Landtagsabgeordneter Rüth: Modellrechnung soll Klarheit bringen

13.10.2015

„Eine schnelle Problemlösung im Sinne der Kinder ist mir wichtig“, stellte CSU-Landtagsabgeordneter Berthold Rüth gleich zu Beginn des runden Tisches in Erlenbach vor Elternvertretern von Grund- und Mittelschulen aus dem Landkreis klar. Ziel sei es, die Mittelschüler – wie bereits für die gleichaltrigen Realschüler und Gymnasiasten geschehen – wieder mit Netzfahrkarten auszustatten.
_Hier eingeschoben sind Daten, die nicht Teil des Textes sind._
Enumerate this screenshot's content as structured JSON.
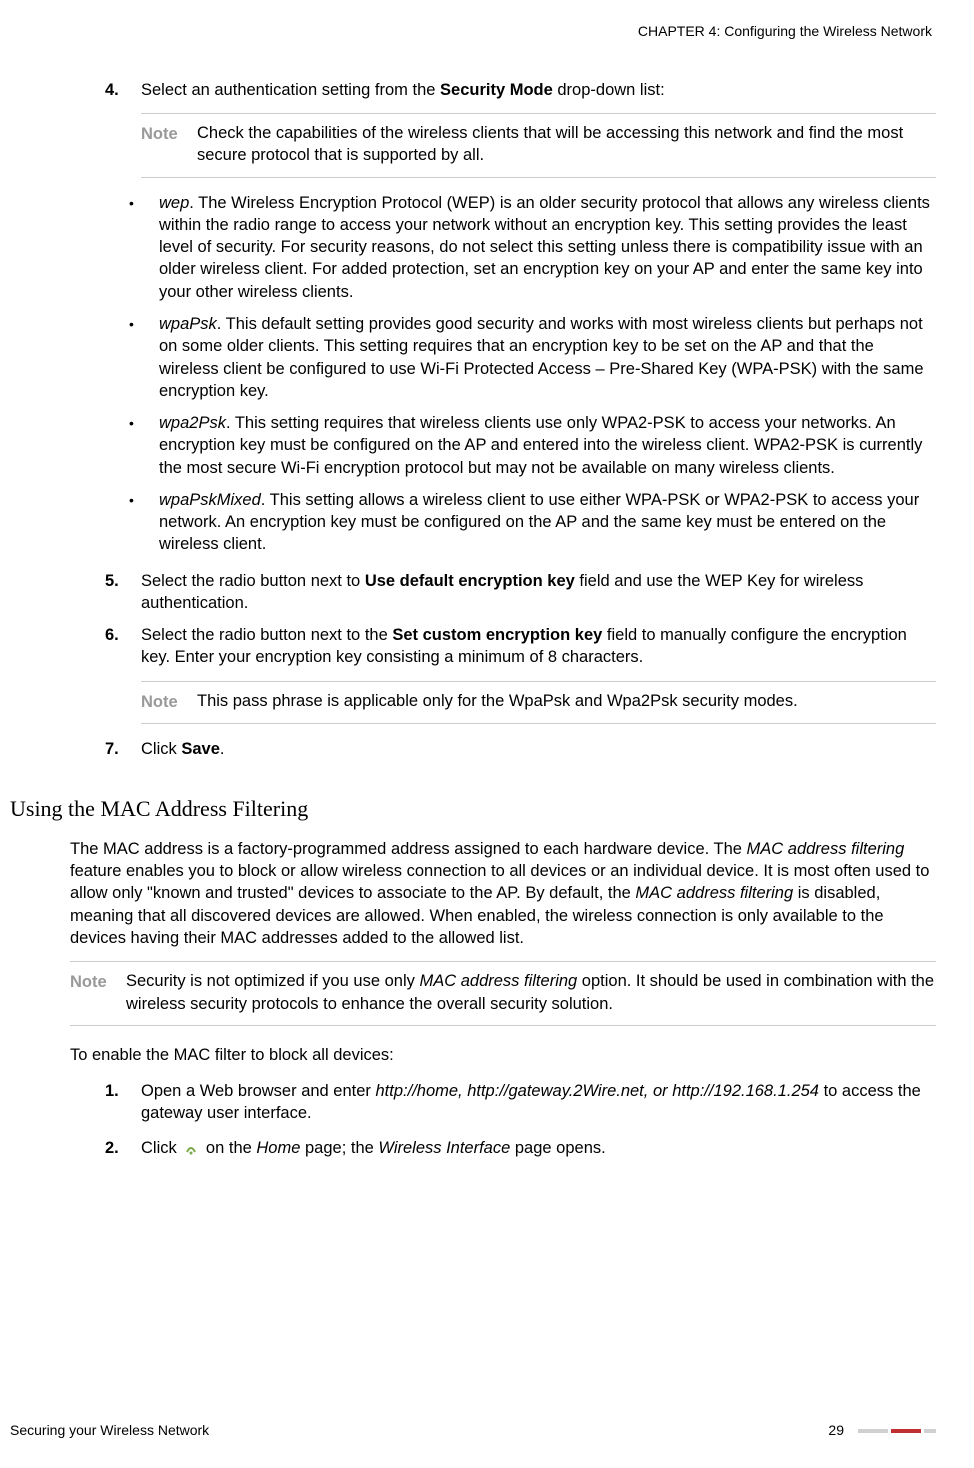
{
  "header": {
    "chapter": "CHAPTER 4: Configuring the Wireless Network"
  },
  "steps": {
    "s4": {
      "num": "4.",
      "prefix": "Select an authentication setting from the ",
      "bold": "Security Mode",
      "suffix": " drop-down list:"
    },
    "note1": {
      "label": "Note",
      "text": "Check the capabilities of the wireless clients that will be accessing this network and find the most secure protocol that is supported by all."
    },
    "bullets": {
      "wep": {
        "term": "wep",
        "text": ". The Wireless Encryption Protocol (WEP) is an older security protocol that allows any wireless clients within the radio range to access your network without an encryption key. This setting provides the least level of security. For security reasons, do not select this setting unless there is compatibility issue with an older wireless client. For added protection, set an encryption key on your AP and enter the same key into your other wireless clients."
      },
      "wpaPsk": {
        "term": "wpaPsk",
        "text": ". This default setting provides good security and works with most wireless clients but perhaps not on some older clients. This setting requires that an encryption key to be set on the AP and that the wireless client be configured to use Wi-Fi Protected Access – Pre-Shared Key (WPA-PSK) with the same encryption key."
      },
      "wpa2Psk": {
        "term": "wpa2Psk",
        "text": ". This setting requires that wireless clients use only WPA2-PSK to access your networks. An encryption key must be configured on the AP and entered into the wireless client. WPA2-PSK is currently the most secure Wi-Fi encryption protocol but may not be available on many wireless clients."
      },
      "wpaPskMixed": {
        "term": "wpaPskMixed",
        "text": ". This setting allows a wireless client to use either WPA-PSK or WPA2-PSK to access your network. An encryption key must be configured on the AP and the same key must be entered on the wireless client."
      }
    },
    "s5": {
      "num": "5.",
      "prefix": "Select the radio button next to ",
      "bold": "Use default encryption key",
      "suffix": " field and use the WEP Key for wireless authentication."
    },
    "s6": {
      "num": "6.",
      "prefix": "Select the radio button next to the ",
      "bold": "Set custom encryption key",
      "suffix": " field to manually configure the encryption key. Enter your encryption key consisting a minimum of 8 characters."
    },
    "note2": {
      "label": "Note",
      "text": "This pass phrase is applicable only for the WpaPsk and Wpa2Psk security modes."
    },
    "s7": {
      "num": "7.",
      "prefix": "Click ",
      "bold": "Save",
      "suffix": "."
    }
  },
  "section": {
    "heading": "Using the MAC Address Filtering",
    "intro_p1": "The MAC address is a factory-programmed address assigned to each hardware device. The ",
    "intro_i1": "MAC address filtering",
    "intro_p2": " feature enables you to block or allow wireless connection to all devices or an individual device. It is most often used to allow only \"known and trusted\" devices to associate to the AP. By default, the ",
    "intro_i2": "MAC address filtering",
    "intro_p3": " is disabled, meaning that all discovered devices are allowed. When enabled, the wireless connection is only available to the devices having their MAC addresses added to the allowed list.",
    "note3": {
      "label": "Note",
      "prefix": "Security is not optimized if you use only ",
      "italic": "MAC address filtering",
      "suffix": " option. It should be used in combination with the wireless security protocols to enhance the overall security solution."
    },
    "to_enable": "To enable the MAC filter to block all devices:",
    "sub_s1": {
      "num": "1.",
      "prefix": "Open a Web browser and enter ",
      "italic": "http://home, http://gateway.2Wire.net, or http://192.168.1.254",
      "suffix": " to access the gateway user interface."
    },
    "sub_s2": {
      "num": "2.",
      "prefix": "Click ",
      "mid": " on the ",
      "i1": "Home",
      "mid2": " page; the ",
      "i2": "Wireless Interface",
      "suffix": " page opens."
    }
  },
  "footer": {
    "left": "Securing your Wireless Network",
    "pagenum": "29"
  }
}
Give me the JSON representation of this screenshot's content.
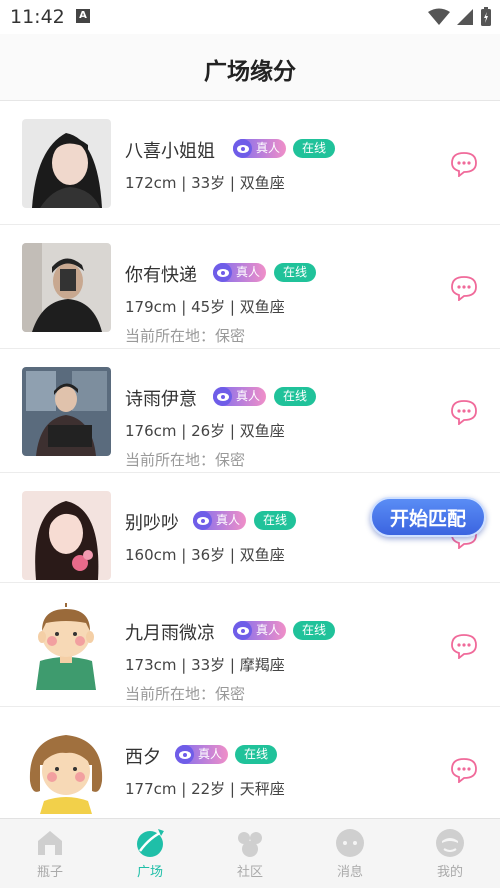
{
  "status_bar": {
    "time": "11:42",
    "notif_letter": "A"
  },
  "header": {
    "title": "广场缘分"
  },
  "badges": {
    "real": "真人",
    "online": "在线"
  },
  "users": [
    {
      "name": "八喜小姐姐",
      "info": "172cm | 33岁 | 双鱼座",
      "location": ""
    },
    {
      "name": "你有快递",
      "info": "179cm | 45岁 | 双鱼座",
      "location": "当前所在地：保密"
    },
    {
      "name": "诗雨伊意",
      "info": "176cm | 26岁 | 双鱼座",
      "location": "当前所在地：保密"
    },
    {
      "name": "别吵吵",
      "info": "160cm | 36岁 | 双鱼座",
      "location": ""
    },
    {
      "name": "九月雨微凉",
      "info": "173cm | 33岁 | 摩羯座",
      "location": "当前所在地：保密"
    },
    {
      "name": "西夕",
      "info": "177cm | 22岁 | 天秤座",
      "location": ""
    }
  ],
  "match_button": {
    "label": "开始匹配"
  },
  "nav": [
    {
      "label": "瓶子",
      "icon": "bottle-icon"
    },
    {
      "label": "广场",
      "icon": "plaza-icon"
    },
    {
      "label": "社区",
      "icon": "community-icon"
    },
    {
      "label": "消息",
      "icon": "message-icon"
    },
    {
      "label": "我的",
      "icon": "profile-icon"
    }
  ],
  "colors": {
    "accent": "#1fbfa8",
    "online": "#20c29a",
    "chat": "#f06a9a"
  }
}
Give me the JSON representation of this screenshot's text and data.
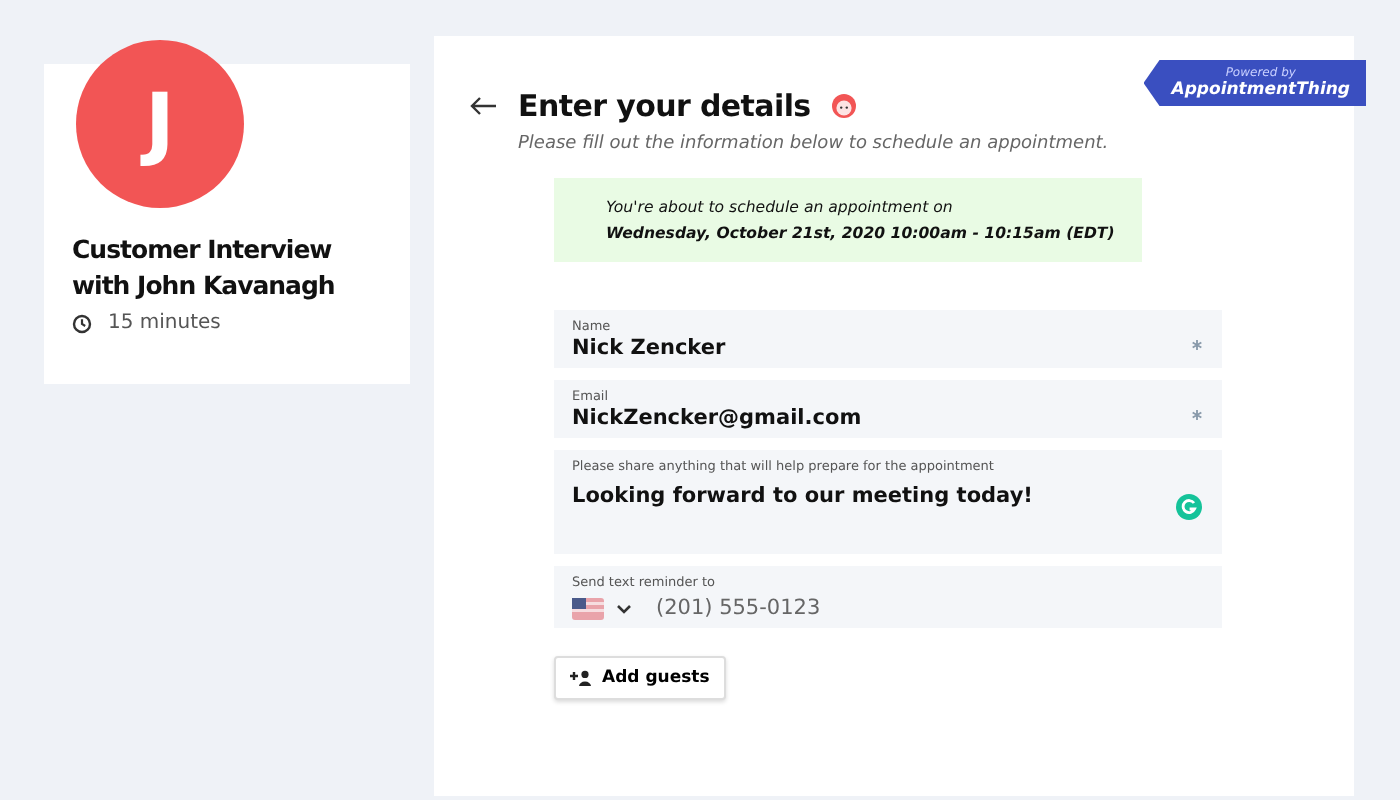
{
  "event": {
    "initial": "J",
    "title": "Customer Interview with John Kavanagh",
    "duration": "15 minutes"
  },
  "badge": {
    "caption": "Powered by",
    "brand": "AppointmentThing"
  },
  "header": {
    "title": "Enter your details",
    "subtitle": "Please fill out the information below to schedule an appointment."
  },
  "notice": {
    "line_1": "You're about to schedule an appointment on",
    "line_2": "Wednesday, October 21st, 2020 10:00am - 10:15am (EDT)"
  },
  "fields": [
    {
      "kind": "text",
      "label": "Name",
      "value": "Nick Zencker",
      "required": true
    },
    {
      "kind": "text",
      "label": "Email",
      "value": "NickZencker@gmail.com",
      "required": true
    },
    {
      "kind": "textarea",
      "label": "Please share anything that will help prepare for the appointment",
      "value": "Looking forward to our meeting today!",
      "required": false
    },
    {
      "kind": "phone",
      "label": "Send text reminder to",
      "placeholder": "(201) 555-0123",
      "required": false
    }
  ],
  "add_guests": "Add guests"
}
„Eine schnelle Problemlösung im Sinne der Kinder ist mir wichtig“, stellte CSU-Landtagsabgeordneter Berthold Rüth gleich zu Beginn des runden Tisches in Erlenbach vor Elternvertretern von Grund- und Mittelschulen aus dem Landkreis klar. Ziel sei es, die Mittelschüler – wie bereits für die gleichaltrigen Realschüler und Gymnasiasten geschehen – wieder mit Netzfahrkarten auszustatten. Im Gegensatz zu den Vorjahren hatte die Verkehrsgesellschaft Untermain (VU) kurz vor Beginn des Schuljahres entschieden, nur noch Fahrscheine zwischen Wohn- und Schulort auszustellen. Die Elternvertreter berichteten dem Landtagsabgeordneten von spürbaren Nachteilen für die Kinder in den ersten Schulwochen. Fahrten zu Exkursionen, Projektarbeiten oder Praktika seien nicht mehr abgedeckt und müssten von den Eltern nun größtenteils privat organisiert und bezahlt werden. Um eine Situationsänderung voran zu bringen, informierte Rüth über einen Gesprächstermin, den er bereits mit dem Nahverkehrsbeauftragten und Vertretern von Landratsamt und Gemeindetag wahrgenommen habe. Demnach soll allen Landkreiskommunen eine Modellrechnung zur Verfügung gestellt werden, wieviel sie der Kauf von Netzfahrkarten für ihre Mittelschüler der Jahrgangsstufen 5 bis 10 jeweils kosten würde. „Es muss zum Schulterschluss mit unseren Bürgermeistern und Gemeinderäten kommen, die Kosten zu übernehmen“, so Rüth. Deshalb sei es wichtig auf die jeweiligen Vertreter der Kommunen und des Bayerischen Gemeindetags zuzugehen. Die Elternsprecher baten Rüth, bis zur Sitzung des Kreisausschusses am 22. Oktober, weiter an einer Lösungsfindung aufgrund der dann vorliegenden, aktuellen Modellrechnungen zu arbeiten. „Erfreulicherweise haben bereits einige Kommunen von sich aus den Kauf der Netzfahrkarten für ihre Mittelschüler beschlossen“, begrüßte Rüth beispielhaft die Entscheidung der Gemeinderäte von Röllbach und Mömlingen.